Some of the shareholders were so angry that they applied for temporary restraining orders to block the merger transaction, citing infringement of their rights. However, a Tennessee court last week rejected the Forward shareholders' request.
The consequences of all these cases submitted in different courts are currently uncertain, but what can be determined is that all parties have invested significant legal fees. Activist investor Ancora welcomed the 180 degree turnaround in Forward's attitude, and in a statement, Ancora stated that Forward's board of directors "is correct in its efforts to hold Omni accountable for any and all non-compliance with the terms of the agreement. Ancora had previously called on Forward to abandon the transaction and is currently researching ways to dismiss Forward's current directors.

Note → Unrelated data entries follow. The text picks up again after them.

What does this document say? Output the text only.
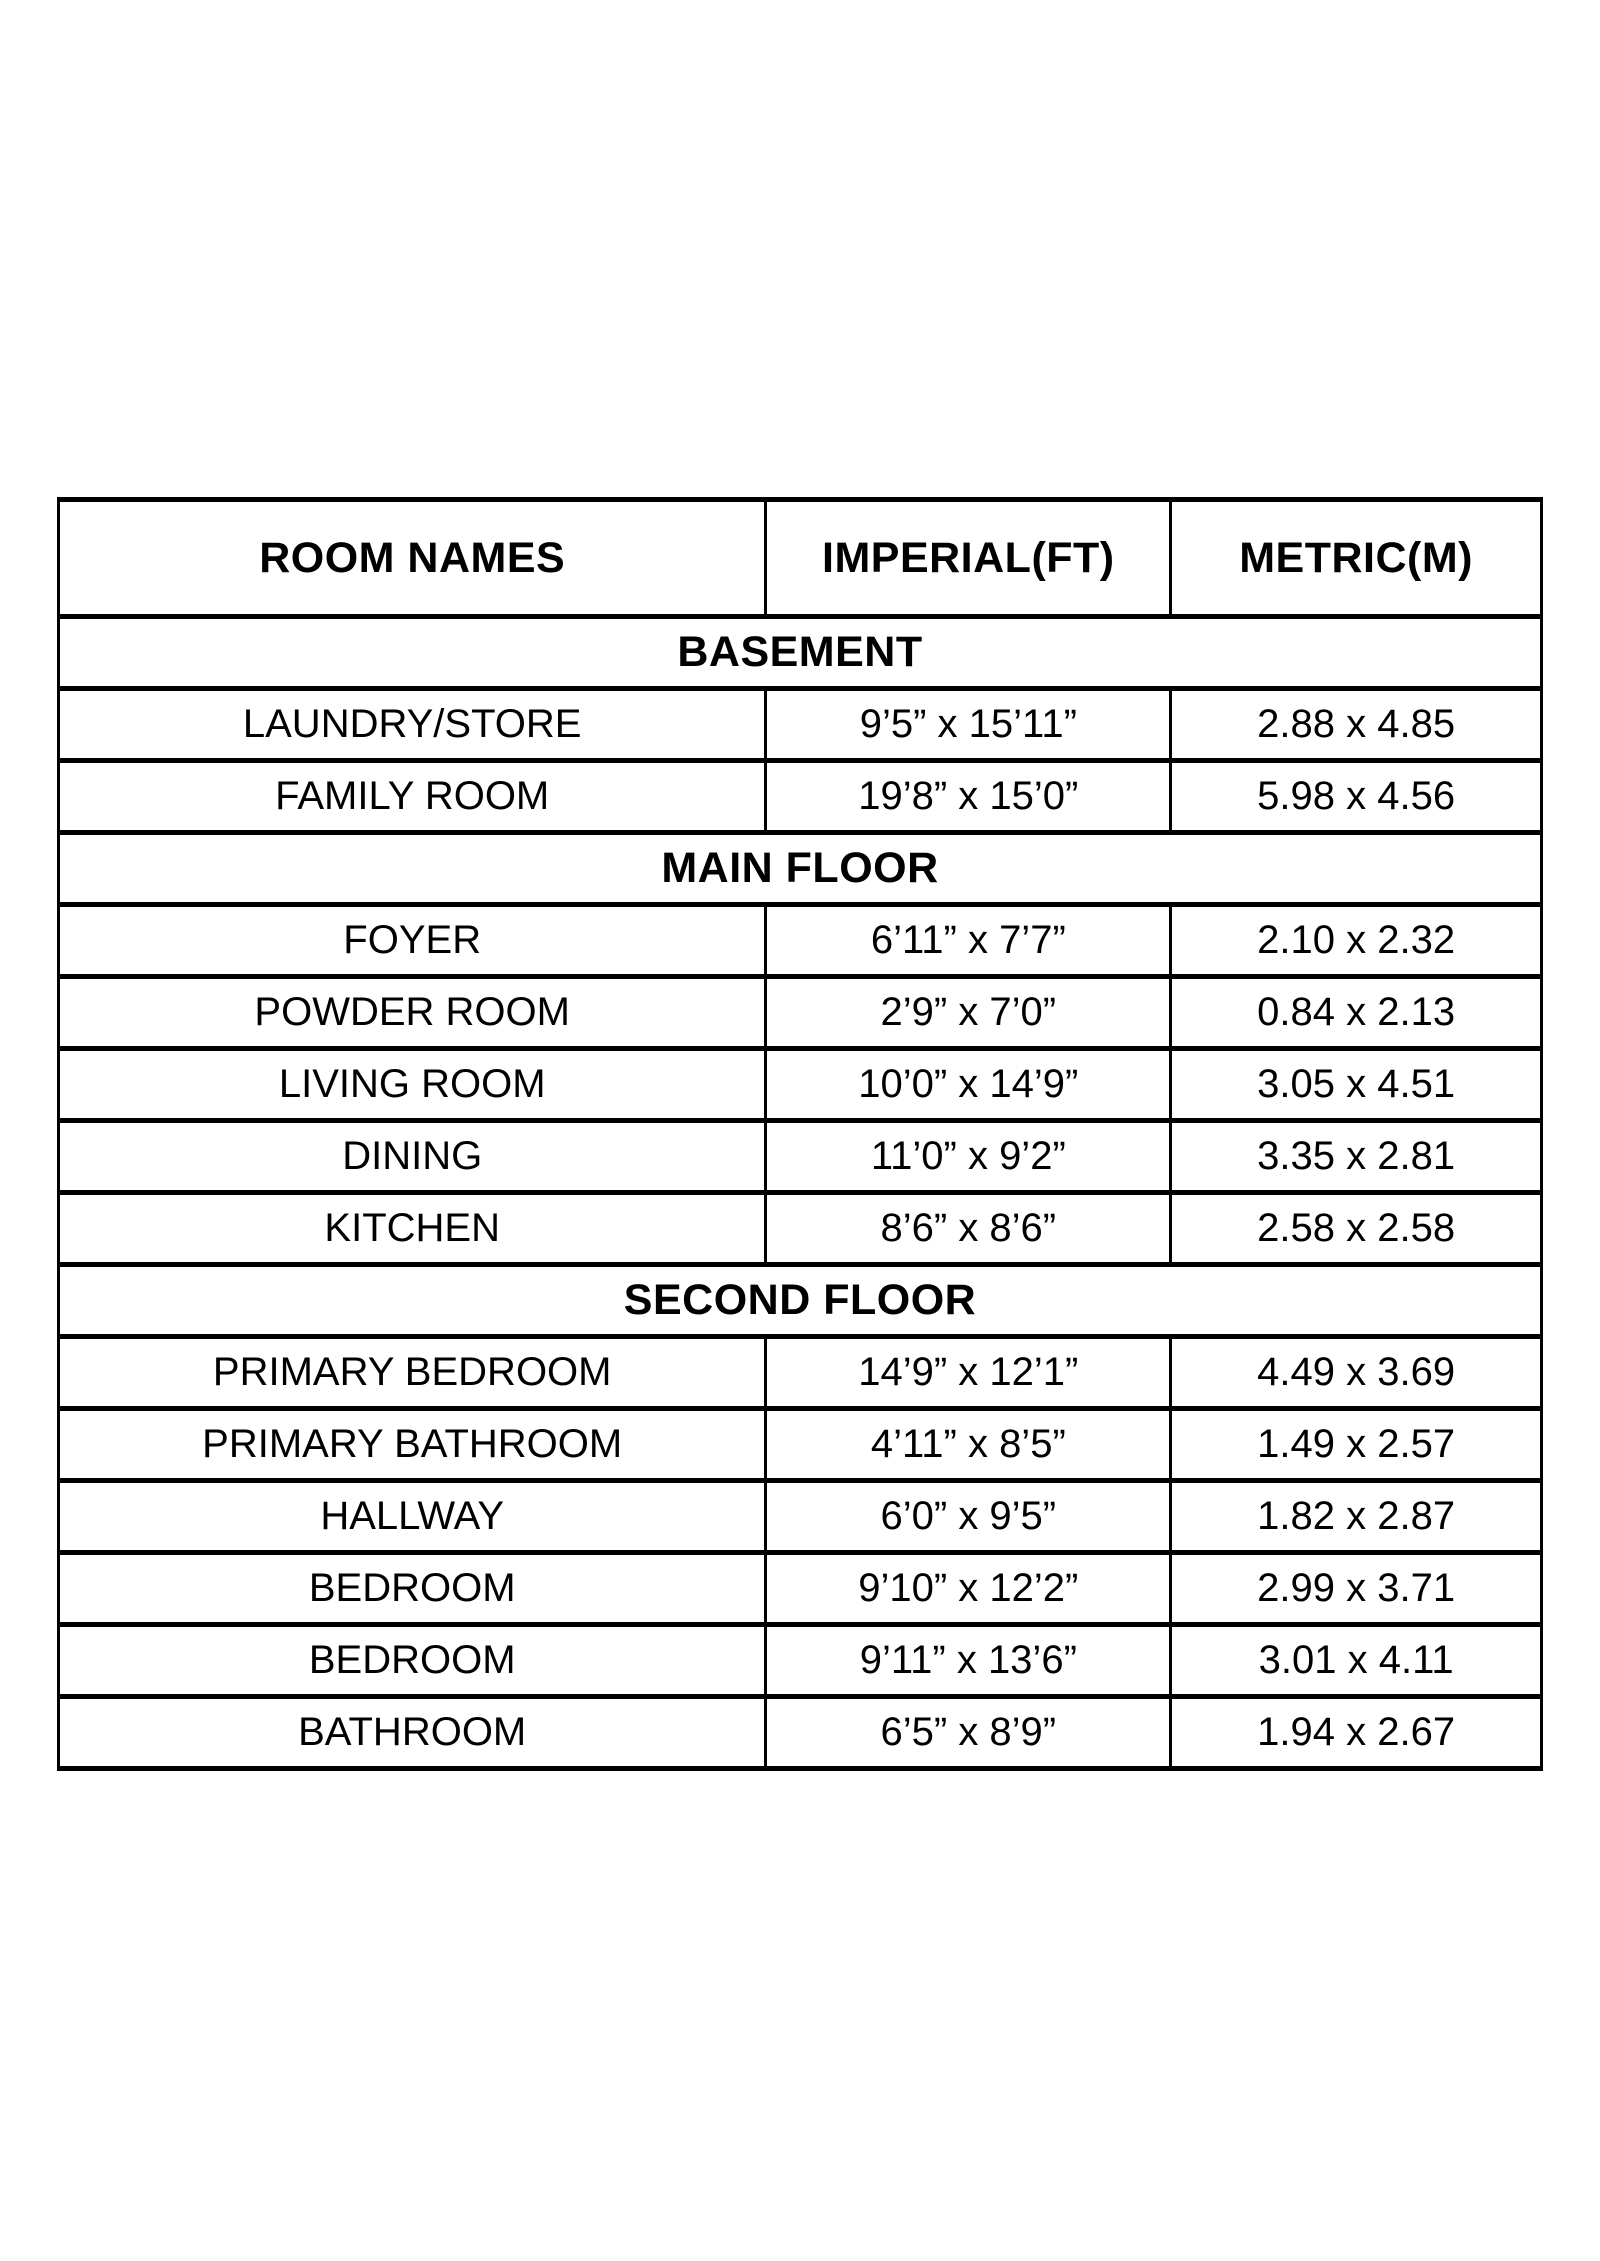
ROOM NAMES	IMPERIAL(FT)	METRIC(M)
BASEMENT		
LAUNDRY/STORE	9’5” x 15’11”	2.88 x 4.85
FAMILY ROOM	19’8” x 15’0”	5.98 x 4.56
MAIN FLOOR		
FOYER	6’11” x 7’7”	2.10 x 2.32
POWDER ROOM	2’9” x 7’0”	0.84 x 2.13
LIVING ROOM	10’0” x 14’9”	3.05 x 4.51
DINING	11’0” x 9’2”	3.35 x 2.81
KITCHEN	8’6” x 8’6”	2.58 x 2.58
SECOND FLOOR		
PRIMARY BEDROOM	14’9” x 12’1”	4.49 x 3.69
PRIMARY BATHROOM	4’11” x 8’5”	1.49 x 2.57
HALLWAY	6’0” x 9’5”	1.82 x 2.87
BEDROOM	9’10” x 12’2”	2.99 x 3.71
BEDROOM	9’11” x 13’6”	3.01 x 4.11
BATHROOM	6’5” x 8’9”	1.94 x 2.67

However, despite some initial rebound, Forward's stock price has begun to decline.
Omni wrote in an open letter to Forward shareholders on Tuesday: "The threat of Forward Air terminating this transaction is unenforceable
In fact, it will be difficult for Forward to prove that Omni is suspected of violating agreements and contracts related to information acquisition, confidentiality, and financing issues prior to the completion of the transaction, especially since these issues only surfaced after the outbreak of anger against Schmitt. In an interview with The Wall Street Journal, Schmitt seemed to regret his communication with shareholders and overestimated their desire for a high-risk, high-yield investment.
Schmitt's reneging on acquiring Omni still has another destructive side effect. Although Schmitt may still need to complete this merger, he can no longer publicly appreciate the industrial logic behind the merger as before. This is also the situation Musk faced after Twitter filed a lawsuit against him: he was forced to acquire a company he had defamed.
Since regardless of the outcome, Forward's executives are unlikely to fully retreat, if they stick to their stance, the situation may be better, rather than leading to a deterioration in their relationship with Omni from the beginning.
The moral of this story is that when it comes to corporate acquisitions, obtaining consent is often a better approach than asking for forgiveness.